День 23-го апрѣля былъ для Ромашова очень хлопотливымъ и очень страннымъ днемъ. Часовъ въ 10 утра, когда подпоручикъ лежалъ еще въ постели, пришелъ Степанъ, денщикъ Николаевыхъ, съ запиской отъ Александры Петровны.
«Милый Ромочка,—писала она:—я бы вовсе не удивилась, если бы узнала, что вы забыли о томъ, что сегодня день нашихъ общихъ именинъ. Такъ вотъ, напоминаю вамъ объ этомъ. Несмотря ни на что, я все-таки хочу васъ сегодня видѣть! Только не приходите поздравлять днемъ, а прямо къ 5-ти часамъ. Поѣдемъ пикникомъ на Дубечную.
Письмо дрожало въ рукахъ у Ромашова, когда онъ его читалъ. Уже цѣлую недѣлю не видалъ онъ милаго, то ласковаго, то насмѣшливаго, то дружески-внимательнаго лица Шурочки, не чувствовалъ на себѣ ея нѣжнаго и властнаго обаянія. «Сегодня!»—радостно сказалъ внутри его ликующій шопотъ.
— Сегодня!—громко крикнулъ Ромашовъ и босой соскочилъ съ кровати на полъ.—Гайна̀нъ, умываться!
Вошелъ Гайна̀нъ.
— Ваша благородія, тамъ денщикъ стоитъ. Спрашиваетъ: будешь писать отвѣтъ?
— Вотъ такъ такъ!—Ромашовъ вытаращилъ глаза и слегка присѣлъ.—Ссс… Надо бы ему на чай, а у меня ничего нѣтъ.—Онъ съ недоумѣніемъ посмотрѣлъ на денщика.

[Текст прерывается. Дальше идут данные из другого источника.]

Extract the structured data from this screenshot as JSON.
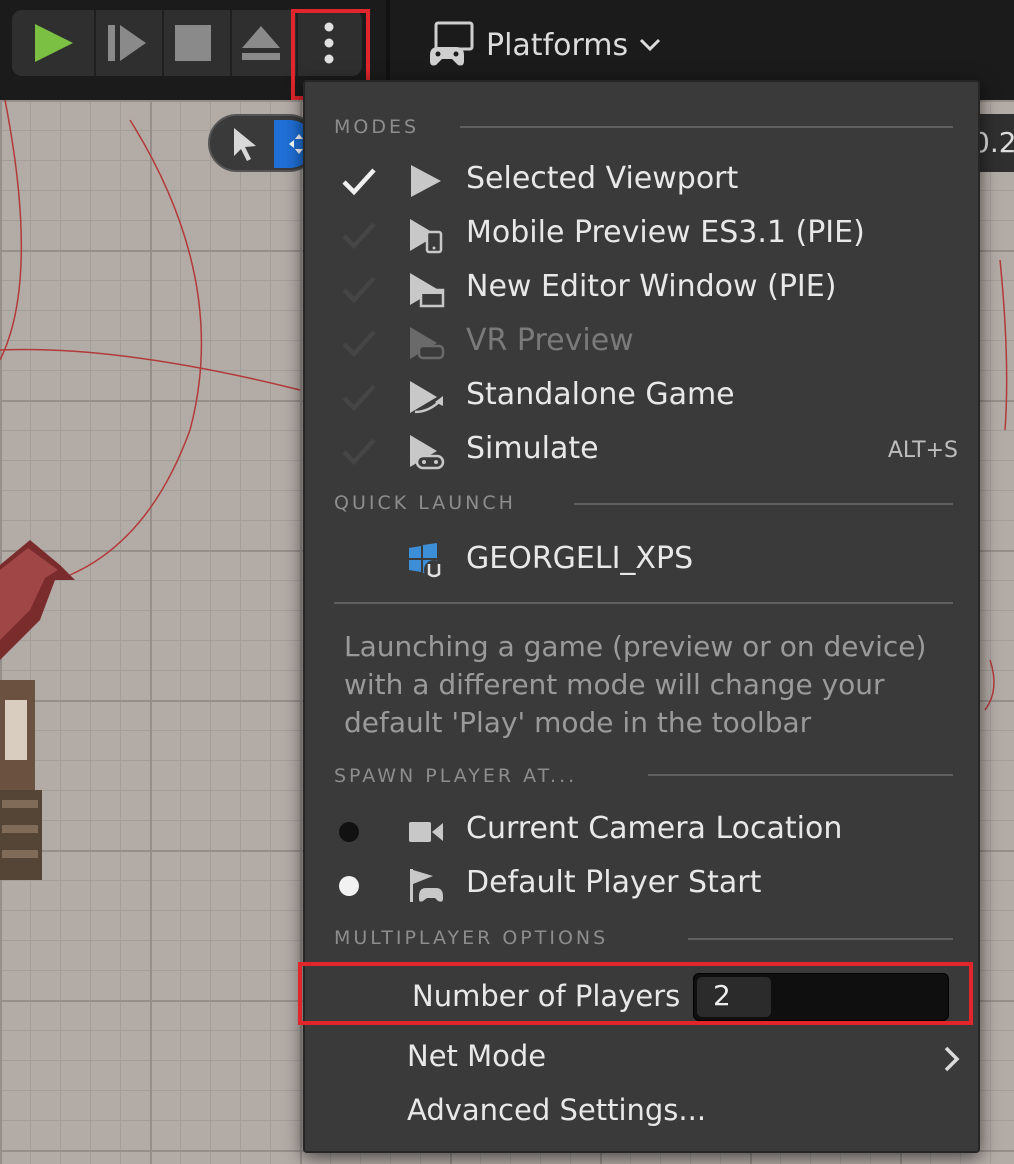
{
  "toolbar": {
    "platforms_label": "Platforms",
    "accent_play": "#7bc043",
    "icons": [
      "play-icon",
      "frame-skip-icon",
      "stop-icon",
      "eject-icon",
      "more-options-icon",
      "platforms-icon",
      "chevron-down-icon"
    ]
  },
  "viewport": {
    "readout_fragment": "0.2"
  },
  "menu": {
    "modes_header": "MODES",
    "modes": [
      {
        "label": "Selected Viewport",
        "checked": true,
        "icon": "play-triangle-icon",
        "enabled": true
      },
      {
        "label": "Mobile Preview ES3.1 (PIE)",
        "checked": false,
        "icon": "mobile-preview-icon",
        "enabled": true
      },
      {
        "label": "New Editor Window (PIE)",
        "checked": false,
        "icon": "editor-window-icon",
        "enabled": true
      },
      {
        "label": "VR Preview",
        "checked": false,
        "icon": "vr-preview-icon",
        "enabled": false
      },
      {
        "label": "Standalone Game",
        "checked": false,
        "icon": "standalone-game-icon",
        "enabled": true
      },
      {
        "label": "Simulate",
        "checked": false,
        "icon": "simulate-icon",
        "enabled": true,
        "shortcut": "ALT+S"
      }
    ],
    "quick_launch_header": "QUICK LAUNCH",
    "quick_launch_item": "GEORGELI_XPS",
    "info_text": "Launching a game (preview or on device) with a different mode will change your default 'Play' mode in the toolbar",
    "spawn_header": "SPAWN PLAYER AT...",
    "spawn_options": [
      {
        "label": "Current Camera Location",
        "selected": false,
        "icon": "camera-icon"
      },
      {
        "label": "Default Player Start",
        "selected": true,
        "icon": "player-start-flag-icon"
      }
    ],
    "multiplayer_header": "MULTIPLAYER OPTIONS",
    "number_of_players_label": "Number of Players",
    "number_of_players_value": "2",
    "net_mode_label": "Net Mode",
    "advanced_settings_label": "Advanced Settings..."
  }
}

Гайна̀нъ широко и радостно улыбнулся.
— Мине тоже ничего нѣтъ!.. Тебѣ нѣтъ, мине нѣтъ. Э, чего тамъ! Она и такъ пойдетъ.
Быстро промелькнула въ памяти Ромашова черная весенняя ночь, грязь, мокрый, скользкій плетень, къ которому онъ прижался, и равнодушный голосъ Степана изъ темноты: «Ходитъ, ходитъ каждый день…». Вспомнился ему и собственный нестерпимый стыдъ. О, какихъ будущихъ блаженствъ ни отдалъ бы теперь подпоручикъ за двугривенный, за одинъ двугривенный!
Ромашовъ судорожно и крѣпко потеръ руками лицо и даже крякнулъ отъ волненія.

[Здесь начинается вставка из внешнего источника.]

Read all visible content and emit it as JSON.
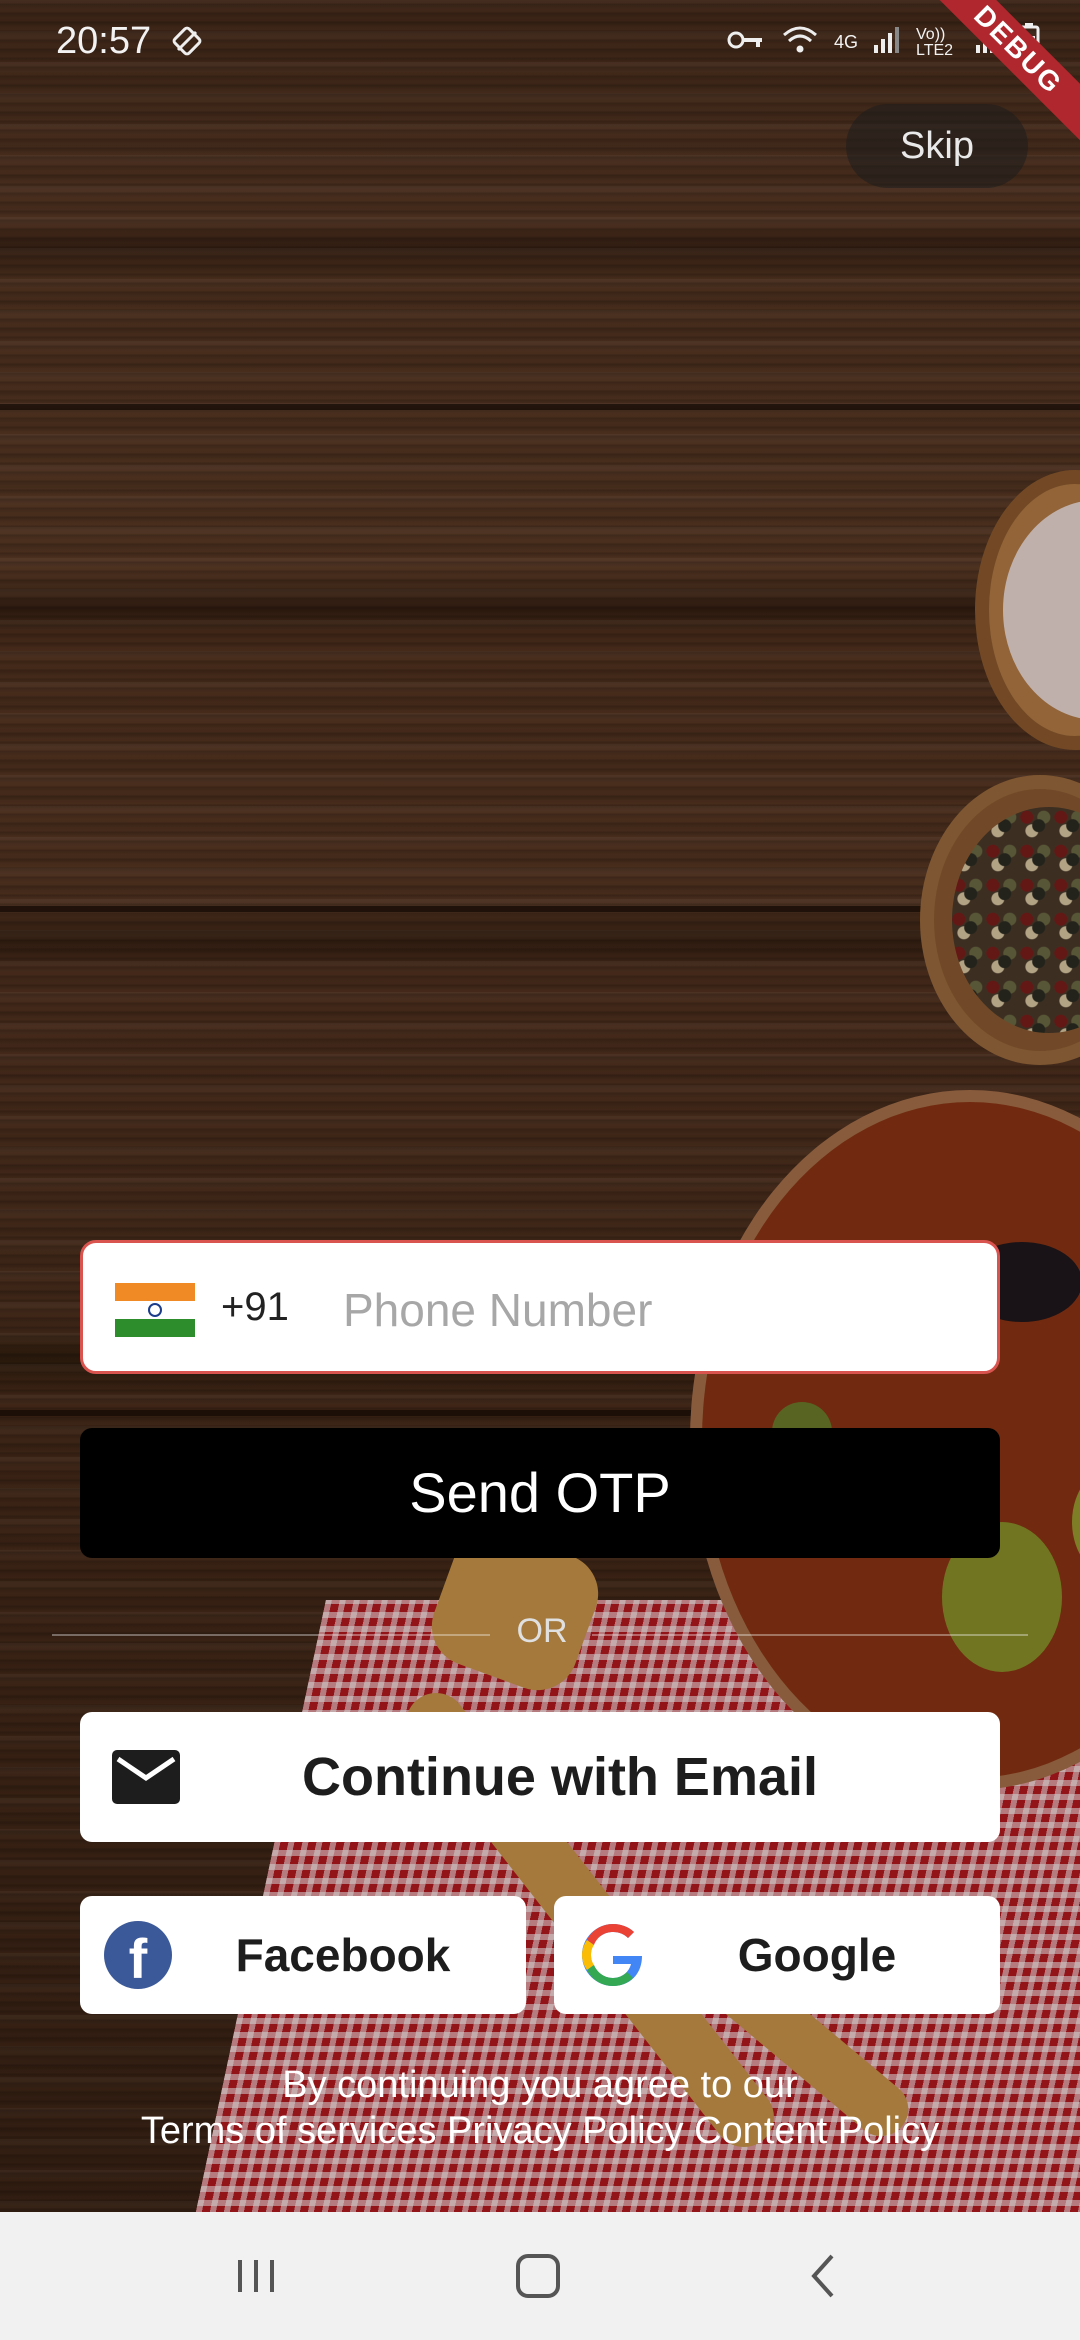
{
  "status_bar": {
    "time": "20:57",
    "network_4g": "4G",
    "network_lte": "Vo)) LTE2",
    "debug_banner": "DEBUG"
  },
  "skip": {
    "label": "Skip"
  },
  "phone_field": {
    "country_code": "+91",
    "placeholder": "Phone Number",
    "value": "",
    "flag": "india-flag-icon"
  },
  "send_otp": {
    "label": "Send OTP"
  },
  "divider": {
    "label": "OR"
  },
  "email_button": {
    "label": "Continue with Email",
    "icon": "envelope-icon"
  },
  "facebook_button": {
    "label": "Facebook",
    "icon": "facebook-icon"
  },
  "google_button": {
    "label": "Google",
    "icon": "google-icon"
  },
  "terms": {
    "line1": "By continuing you agree to our",
    "terms_link": "Terms of services",
    "privacy_link": "Privacy Policy",
    "content_link": "Content Policy"
  },
  "nav": {
    "recents": "recents-icon",
    "home": "home-icon",
    "back": "back-icon"
  },
  "colors": {
    "accent_border": "#d9534f",
    "button_dark": "#000000",
    "facebook": "#3b5998"
  }
}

— Гайна̀нъ,—сказалъ онъ шопотомъ, боязливо косясь на дверь.—Гайна̀нъ, ты поди скажи ему, что подпоручикъ вечеромъ непремѣнно дадутъ ему на чай. Слышишь: непремѣнно.
Ромашовъ переживалъ теперь острую денежную нужду. Кредитъ былъ прекращенъ ему повсюду: въ буфетѣ, въ офицерской экономической лавочкѣ, въ офицерскомъ капиталѣ… Можно было брать только обѣдъ и ужинъ въ собраніи, и то безъ водки и закуски. У него даже не было ни чаю ни сахару. Оставалась только, по какой-то насмѣшливой игрѣ случая, огромная жестянка кофе. Ромашовъ мужественно пилъ его по утрамъ безъ сахару, а вслѣдъ за нимъ, съ такой же покорностью судьбѣ, допивалъ его Гайна̀нъ.

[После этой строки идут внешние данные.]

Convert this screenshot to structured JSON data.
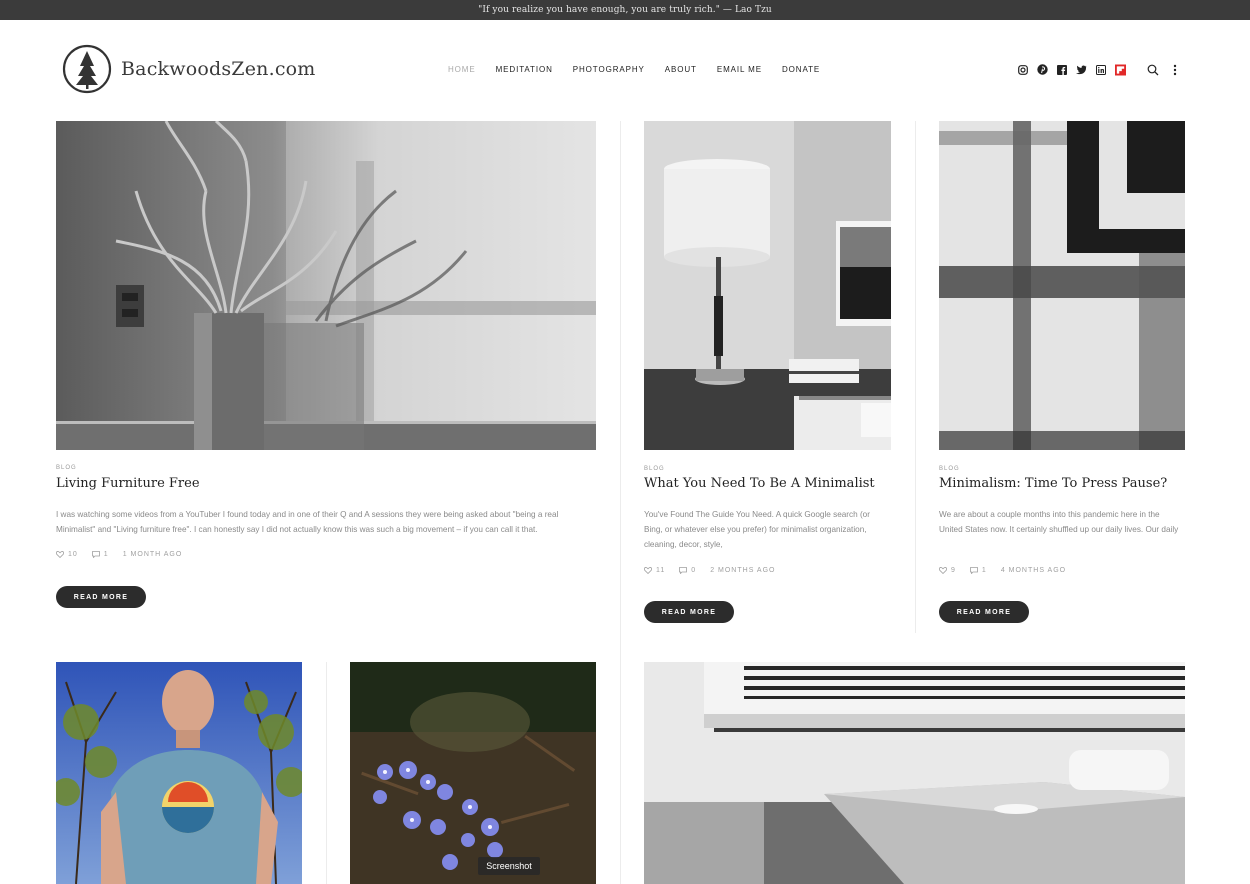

И теперь, съ гримасами отвращенія прихлебывая черную, крѣпкую, горькую бурду, подпоручикъ глубоко задумался надъ своимъ положеніемъ. «Гм… во-первыхъ, какъ явиться безъ подарка? Конфеты или перчатки? Впрочемъ, неизвѣстно, какой номеръ она носитъ. Конфеты? Лучше бы всего духи: конфеты здѣсь отвратительныя… Вѣеръ? Гм!.. Да, конечно, лучше духи. Она любить. Эссъ-буке. Потомъ расходы на пикникѣ: извозчикъ туда и обратно, скажемъ—пять, на чай Степану—ррубль! Да-съ, господинъ подпоручикъ Ромашовъ, безъ десяти рублей вамъ не обойтись».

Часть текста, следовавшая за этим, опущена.